Perhaps it’s early in the week to be making predictions, but take it from me: By the weekend, people will be recommending the new fair on this year’s Basel calendar, The Solo Project, as a more-than-welcome antidote to the sort of booth-blindness that can set in after a couple of hours over at the main fair. Just a short ride on the number 11 tram from the Marktplatz, The Solo Project has set itself up in the Voltahalle, which was once home to Volta, and the source of its name, obviously. It’s not an ideal location; half of the fair is within the building, with the other half spilling out into a tented structure that was already stifling before the public arrived at four o’clock this afternoon. But, given the fact that The Solo Project was only a gleam in the eye of Antwerp gallerist Paul Kusseneers as late as last summer, we should celebrate what this fair brings to the Basel mix rather than harp on what’s wrong with it logistically.

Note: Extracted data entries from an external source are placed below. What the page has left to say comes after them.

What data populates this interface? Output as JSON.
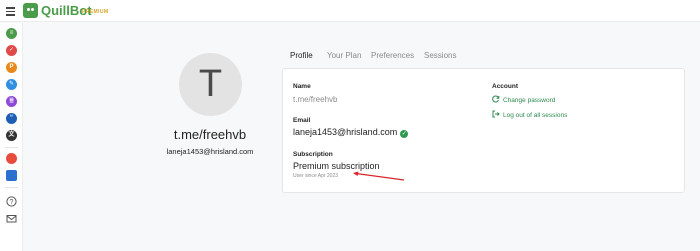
{
  "app": {
    "name": "QuillBot",
    "badge": "PREMIUM",
    "brand_color": "#4a9b4a",
    "badge_color": "#d4a52a"
  },
  "sidebar": {
    "items": [
      {
        "name": "paraphraser-icon",
        "color": "#4a9b4a",
        "glyph": "≡"
      },
      {
        "name": "grammar-checker-icon",
        "color": "#e04a4a",
        "glyph": "✓"
      },
      {
        "name": "plagiarism-checker-icon",
        "color": "#e8891a",
        "glyph": "P"
      },
      {
        "name": "co-writer-icon",
        "color": "#2f8fe0",
        "glyph": "✎"
      },
      {
        "name": "summarizer-icon",
        "color": "#8e4ad6",
        "glyph": "≣"
      },
      {
        "name": "citation-generator-icon",
        "color": "#1d5fb5",
        "glyph": "“"
      },
      {
        "name": "translator-icon",
        "color": "#333333",
        "glyph": "文"
      }
    ],
    "extensions": [
      {
        "name": "chrome-extension-icon",
        "color": "#e74c3c"
      },
      {
        "name": "word-extension-icon",
        "color": "#2b6fd1"
      }
    ],
    "bottom": [
      {
        "name": "help-icon",
        "glyph": "?"
      },
      {
        "name": "mail-icon",
        "glyph": "✉"
      }
    ]
  },
  "profile": {
    "avatar_letter": "T",
    "name": "t.me/freehvb",
    "email": "laneja1453@hrisland.com"
  },
  "tabs": [
    {
      "label": "Profile",
      "active": true
    },
    {
      "label": "Your Plan",
      "active": false
    },
    {
      "label": "Preferences",
      "active": false
    },
    {
      "label": "Sessions",
      "active": false
    }
  ],
  "card": {
    "name_label": "Name",
    "name_value": "t.me/freehvb",
    "email_label": "Email",
    "email_value": "laneja1453@hrisland.com",
    "subscription_label": "Subscription",
    "subscription_value": "Premium subscription",
    "subscription_since": "User since Apr 2023",
    "account_label": "Account",
    "change_password": "Change password",
    "logout_all": "Log out of all sessions",
    "link_color": "#2e8b4e"
  }
}
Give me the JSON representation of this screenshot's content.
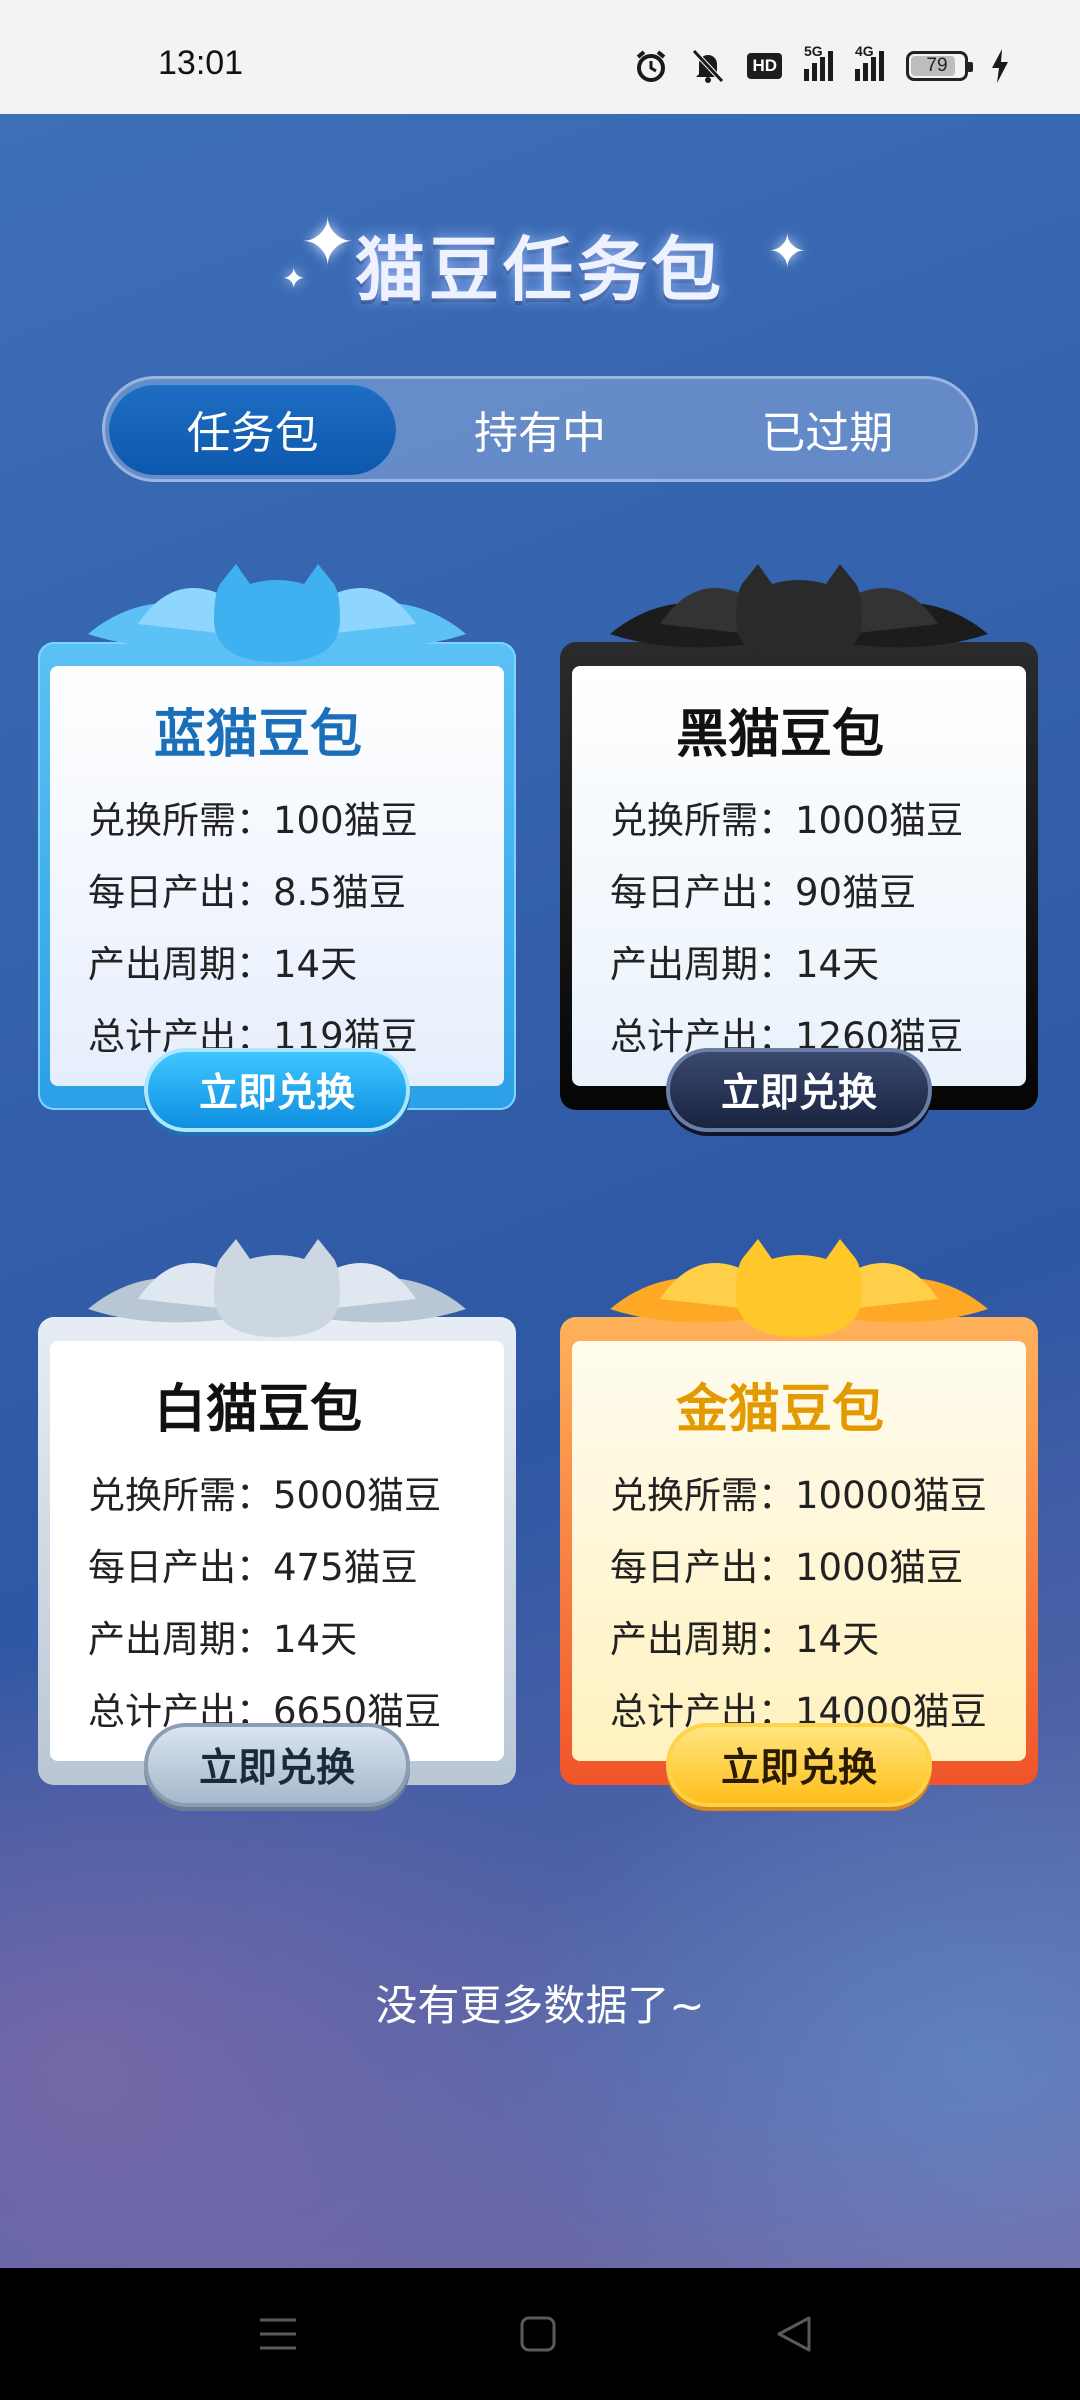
{
  "status_bar": {
    "time": "13:01",
    "icons": [
      "alarm-icon",
      "mute-bell-icon",
      "hd-voice-icon",
      "5g-signal-icon",
      "4g-signal-icon",
      "battery-icon",
      "charging-icon"
    ],
    "hd_label": "HD",
    "net_5g": "5G",
    "net_4g": "4G",
    "battery_level": "79"
  },
  "header": {
    "title": "猫豆任务包"
  },
  "tabs": [
    {
      "label": "任务包",
      "active": true
    },
    {
      "label": "持有中",
      "active": false
    },
    {
      "label": "已过期",
      "active": false
    }
  ],
  "cards": [
    {
      "title": "蓝猫豆包",
      "lines": [
        "兑换所需：100猫豆",
        "每日产出：8.5猫豆",
        "产出周期：14天",
        "总计产出：119猫豆"
      ],
      "button": "立即兑换",
      "accent": "#2ba0e8"
    },
    {
      "title": "黑猫豆包",
      "lines": [
        "兑换所需：1000猫豆",
        "每日产出：90猫豆",
        "产出周期：14天",
        "总计产出：1260猫豆"
      ],
      "button": "立即兑换",
      "accent": "#111111"
    },
    {
      "title": "白猫豆包",
      "lines": [
        "兑换所需：5000猫豆",
        "每日产出：475猫豆",
        "产出周期：14天",
        "总计产出：6650猫豆"
      ],
      "button": "立即兑换",
      "accent": "#b9c6d4"
    },
    {
      "title": "金猫豆包",
      "lines": [
        "兑换所需：10000猫豆",
        "每日产出：1000猫豆",
        "产出周期：14天",
        "总计产出：14000猫豆"
      ],
      "button": "立即兑换",
      "accent": "#ffbe1a"
    }
  ],
  "footer": {
    "no_more": "没有更多数据了~"
  },
  "nav_bar": {
    "buttons": [
      "menu-icon",
      "home-icon",
      "back-icon"
    ]
  }
}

“It’s not really an art fair at all,” Kusseneers told me, and this is true to the extent that what you’ll find in the Voltahalle isn’t row upon row of jam-packed booths (or “chicken boxes,” as Kusseneers calls them) with dealers fighting for your attention as much as your Swiss Francs. Instead, you’re treated to a gentle path through the interconnecting spaces of 21 galleries, each of which is devoted to the work of only one or two artists. Kusseneers planned The Solo Project as a deliberate response to the high-pressure mall that Art Basel has become and, with the help of Paul Hedge of London’s Hales Gallery, he invited gallerists from around the world whom he felt shared his passion for “quality.” He’d originally hoped for 25 participants, but, he told me, the economic downturn means that several of the U.S. galleries that he’d approached simply couldn’t afford the trip. “They’re really feeling it,” he said.

“Don’t you think it’s more like a museum?” more than one of the gallerists asked me. Well, no, actually, but what it does offer is the opportunity to look in some depth at an artist’s work and — given the rather labyrinthine layout — to wander from one gallery’s installation into another’s without realizing that you’ve done so. And thus to make the sort of connections between works that really only come fleetingly at super fairs like Art Basel. “It’s less like a supermarket,” suggested Kate Collins of Rome’s BrancoliniGrimaldi, while Kusseneers concluded that “it’s more like what you’d do in your own gallery.”

And the work on show? That’s what counts more than anything, and I’m delighted to report that there is some excellent stuff here, with extremely well-known names positioned (deliberately, it turns out) alongside artists you’ve likely never heard of. There's Assume Vivid Astro Focus at Galerie Hussenot, and Kusseneers’s own gallery sets Bob and Roberta Smith (an excellent little selection of his/their sign-painting work) alongside small abstract paintings by Andrew Graves. BrancoliniGrimaldi has a room full of Massimo Vitalis hugely successful crowded beachscapes. New York’s Yossi Milo has examples from Sze Tsung Leongs barren “Horizons” series alongside Kohei Yoshiyukis infamous voyeuristic 1970s series “The Park,” which the gallery relaunched last year. I loved the London gallery Man&Eves show of Esther Teichmanns haunting photographs of her family — or rather of fragments of their bodies — from the “Stillend Gespiegelt” (Silently Mirrored) series, which sets up a (presumably unplanned) resonance with Hellen van Meenes equally unsettling photographs of solitary children in New York dealer Yancey Richardsons space. And my heart goes out to Santa Monica’s Shoshana Wayne Gallery. Their empty white space “isn’t a gesture,” they explained to me, but rather the result of a shipping mishap. Their entire Brad Spence show is currently sitting in Luxembourg, and they don’t expect it to arrive until Wednesday.

So a loud “Bravo!” for the organizers, gallerists, and artists behind The Solo Project. They set out to avoid “a replica of an existing fair,” and they’ve succeeded. I, for one, am grateful.